5.6.2 Security Analysis

Security of embedded and cyber-physical systems was not seen as a serious issue when these systems were not electronically accessible from the outside. This has changed for systems which can be accessed through communication channels, and the two are now much more related, since security holes can cause physical malfunctions resulting in accidents.

Security analysis needs to consider attacker models mentioned already in Sect. 3.8. This analysis needs to find out if attacks are feasible even without having physical access to the embedded system. If the system can be physically accessed, physical attacks must be considered as well.

Furthermore, relationships between encryption and decryption protocols and achievable data rates must be analyzed, since it could easily happen that resource-constrained embedded devices do not provide the expected encryption and decryption rates.

5.6.3 Safety Analysis

Damages should also be avoided, as much as possible, by designing safe systems. In practice, at best we can expect to design a system such that the probability of damages is orders of magnitude less than the probability of damages from other risks.

Typically, the minimum requirement for manufacturing safety-related products is to be ISO 9001 compliant. This standard defines requirements for quality management systems in general. Requirements as per this standard include the following principles [254]: customer focus, leadership, engagement of people, process approach, improvement, evidence-based decision-making, and relationship management. The first four principles are more or less self-explaining. The improvement principle requires work to proceed in plan, do, check, and act (PDCA) cycles. The goal of planning includes establishing objectives and addressing risks and opportunities. The goal of the do phase is to implement the plan. This should be followed by checking the results and taking actions to improve if necessary.

For the design of safety-related systems, more specific guidelines have been developed and published as the IEC 61508 international standard [527]. Part 1 [232] of this standard defines standard techniques for technical systems in general. Part 2 [233] specifies requirements for electrical/electronic/programmable electronic safety-related systems. Software requirements are listed in part 3 [234]. Parts 4 to 6 contain less formal further recommendations. These standards assume that it is not feasible to design technical systems which always provide the expected service. Emphasis is placed on documented design procedures capable of tracing underlying reasons for incorrect decisions.

In standard IEC 61508, a distinction is made between four different levels of risks, called safety integrity levels (SIL). For continuously operating devices, the standard specifies failure rates per hour of 10−5 to 10−6 for SIL-1, 10−6 to 10−7 for SIL-2, 10−7 to 10−8 for SIL-3, and 10−8 to 10−9 for SIL-4 [581]. SIL-4 is difficult to achieve and typically requires redundant execution. Problems arise from the current trend toward mixed-criticality, which means that subsystems of different SIL-levels are implemented, for example, on the same multi-core processor. Proper shielding of the different levels of criticality is difficult.

Standard IEC 61508 is expected to apply to several industries. There are specific extensions for specific industries. These consider, for example, the amount of time which is available for human interventions, the possibility of transitioning into a fail-safe mode, and the impact of malfunctions. For example, there is very little time to react if something goes wrong in a car. However, cars can usually be stopped and parked in a “fail-safe” mode and a safe place (with the exception of some tunnels, etc.). In contrast, there is usually some more time available in an airplane, but some safety-critical systems in an airplane cannot simply be turned off.

MISRA-C defines rules to be followed when using the C programming language for safety-critical systems [396].
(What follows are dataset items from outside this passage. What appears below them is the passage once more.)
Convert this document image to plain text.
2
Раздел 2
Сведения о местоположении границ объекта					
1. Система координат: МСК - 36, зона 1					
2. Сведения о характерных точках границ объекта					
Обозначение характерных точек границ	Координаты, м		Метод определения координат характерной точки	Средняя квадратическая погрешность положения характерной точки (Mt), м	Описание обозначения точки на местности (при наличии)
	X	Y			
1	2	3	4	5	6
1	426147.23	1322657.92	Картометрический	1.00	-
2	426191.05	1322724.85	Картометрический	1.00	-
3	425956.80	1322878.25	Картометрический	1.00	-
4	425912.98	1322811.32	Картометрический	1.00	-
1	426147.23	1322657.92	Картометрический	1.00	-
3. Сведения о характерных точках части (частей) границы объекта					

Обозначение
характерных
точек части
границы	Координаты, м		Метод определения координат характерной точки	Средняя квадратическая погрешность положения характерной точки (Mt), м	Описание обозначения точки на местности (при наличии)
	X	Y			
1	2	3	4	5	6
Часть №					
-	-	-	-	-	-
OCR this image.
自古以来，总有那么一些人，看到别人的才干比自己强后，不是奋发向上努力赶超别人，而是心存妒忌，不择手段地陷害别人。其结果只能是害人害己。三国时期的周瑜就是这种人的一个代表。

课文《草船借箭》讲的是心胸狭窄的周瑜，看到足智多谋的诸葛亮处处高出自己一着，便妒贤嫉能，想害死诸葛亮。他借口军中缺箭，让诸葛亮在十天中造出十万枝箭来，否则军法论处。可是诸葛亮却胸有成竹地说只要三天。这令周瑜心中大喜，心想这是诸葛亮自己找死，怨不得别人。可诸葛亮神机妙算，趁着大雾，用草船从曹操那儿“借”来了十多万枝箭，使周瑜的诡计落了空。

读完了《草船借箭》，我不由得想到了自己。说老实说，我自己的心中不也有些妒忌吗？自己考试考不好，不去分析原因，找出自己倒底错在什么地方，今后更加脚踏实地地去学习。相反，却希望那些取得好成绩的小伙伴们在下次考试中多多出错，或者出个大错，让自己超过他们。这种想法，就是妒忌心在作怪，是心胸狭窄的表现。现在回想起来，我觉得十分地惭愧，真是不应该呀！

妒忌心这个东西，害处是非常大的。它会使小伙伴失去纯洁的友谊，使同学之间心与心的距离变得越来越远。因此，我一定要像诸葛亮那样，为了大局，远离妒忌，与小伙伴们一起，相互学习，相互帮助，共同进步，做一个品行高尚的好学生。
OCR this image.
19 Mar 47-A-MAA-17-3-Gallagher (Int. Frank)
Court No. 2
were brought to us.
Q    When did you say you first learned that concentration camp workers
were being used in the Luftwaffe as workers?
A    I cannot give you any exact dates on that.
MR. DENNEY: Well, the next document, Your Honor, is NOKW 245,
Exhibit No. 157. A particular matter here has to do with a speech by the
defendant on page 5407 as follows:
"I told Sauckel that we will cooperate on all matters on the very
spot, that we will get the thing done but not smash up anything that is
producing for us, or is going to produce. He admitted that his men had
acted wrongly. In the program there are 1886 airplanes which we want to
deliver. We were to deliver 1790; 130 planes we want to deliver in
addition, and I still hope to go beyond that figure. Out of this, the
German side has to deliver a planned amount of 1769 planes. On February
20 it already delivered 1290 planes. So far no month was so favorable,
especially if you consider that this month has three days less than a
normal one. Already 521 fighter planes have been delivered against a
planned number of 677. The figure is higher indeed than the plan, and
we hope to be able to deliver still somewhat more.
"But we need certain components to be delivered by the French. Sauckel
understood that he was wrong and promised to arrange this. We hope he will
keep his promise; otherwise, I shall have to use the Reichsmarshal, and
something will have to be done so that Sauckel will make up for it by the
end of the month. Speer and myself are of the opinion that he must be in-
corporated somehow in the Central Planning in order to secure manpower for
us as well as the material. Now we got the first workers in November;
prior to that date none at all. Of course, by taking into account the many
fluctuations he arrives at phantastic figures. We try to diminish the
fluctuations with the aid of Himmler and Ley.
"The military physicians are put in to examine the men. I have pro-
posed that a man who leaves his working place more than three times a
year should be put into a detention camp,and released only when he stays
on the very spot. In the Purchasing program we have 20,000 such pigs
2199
ISO 26262 [252] is a standard more tailored for the automotive industry.

Standards IEC 62279 and CENELEC 50128 take the special situation for rail-based transportation into account [60].

For avionics, systems should comply with the Airworthiness Certification Specifications FAR-CS 25.1309 “Equipment, Systems and Installations” and with AC-AMC 25.1309 “System design and analysis” [549]. This is extended for hardware by standard DO-254 and for software by standard DO-178B (“Software Considerations in Airborne Systems and Equipment Certification”) [163, 474], in Europe also called ED-12B. DO-178C is a follow-up standard for DO-178B.

IEC 61511 [236] has been defined for applications in manufacturing, and IEC 61513 [235] is a special standard for nuclear power plants.

Allowed failures may be in the order of 1 failure per 109 hours of operation or even significantly less for highly safety-critical systems like nuclear power plants. This may be several orders of magnitude less than the failure rates of chips. Hence, Kopetz [303] stressed that the system as a whole must be more dependable than any of its parts and that safety requirements cannot come in as an afterthought but must be considered right from the beginning. Obviously, fault-tolerance mechanisms must be used. Due to the low acceptable failure rate, systems are not 100% testable. Instead, safety must be shown by a combination of testing and reasoning. Abstraction must be used to make the system explainable using a hierarchical set of behavioral models. Design faults and human faults must be taken into account.

In order to address these challenges, Kopetz proposed the following 12 design principles:

  1. 1.

    Safety considerations may have to be used as the important part of the specification, driving the entire design process.

  2. 2.

    Precise specifications of design hypotheses must be made right at the beginning. These include expected failures and their probability.

  3. 3.

    Fault-containment regions (FCRs) must be considered. Faults in one FCR should not affect other FCRs.

  4. 4.

    A consistent notion of time and state must be established. Otherwise, it will be impossible to differentiate between original and follow-up errors.

  5. 5.

    Well-defined interfaces must hide the internals of components.

  6. 6.

    It must be ensured that components fail independently.

  7. 7.

    Components should consider themselves to be correct unless two or more other components pretend the contrary to be true (principle of self-confidence).

  8. 8.

    Fault-tolerance mechanisms must be designed such that they do not create any additional difficulty in explaining the behavior of the system. Fault-tolerance mechanisms should be decoupled from the regular function.

  9. 9.

    The system must be designed for diagnosis. For example, it has to be possible to identify existing (but masked) errors.

  10. 10.

    The man-machine interface must be intuitive and forgiving. Safety should be maintained despite mistakes made by humans.

  11. 11.

    Every anomaly should be recorded. These anomalies may be unobservable at the regular interface level. This recording should involve internal effects, since otherwise they may be masked by fault-tolerance mechanisms.

  12. 12.

    Provide a never-give-up strategy. Embedded systems may have to provide uninterrupted service. The generation of pop-up windows or going off line is unacceptable.

Definition 5.31

As system is resilient if internal or external changes of the assumptions made at design time will change the overall user experience only in a limited way.

A system which is self-repairing would provide some level of resiliency. Resiliency is beyond the scope of this book.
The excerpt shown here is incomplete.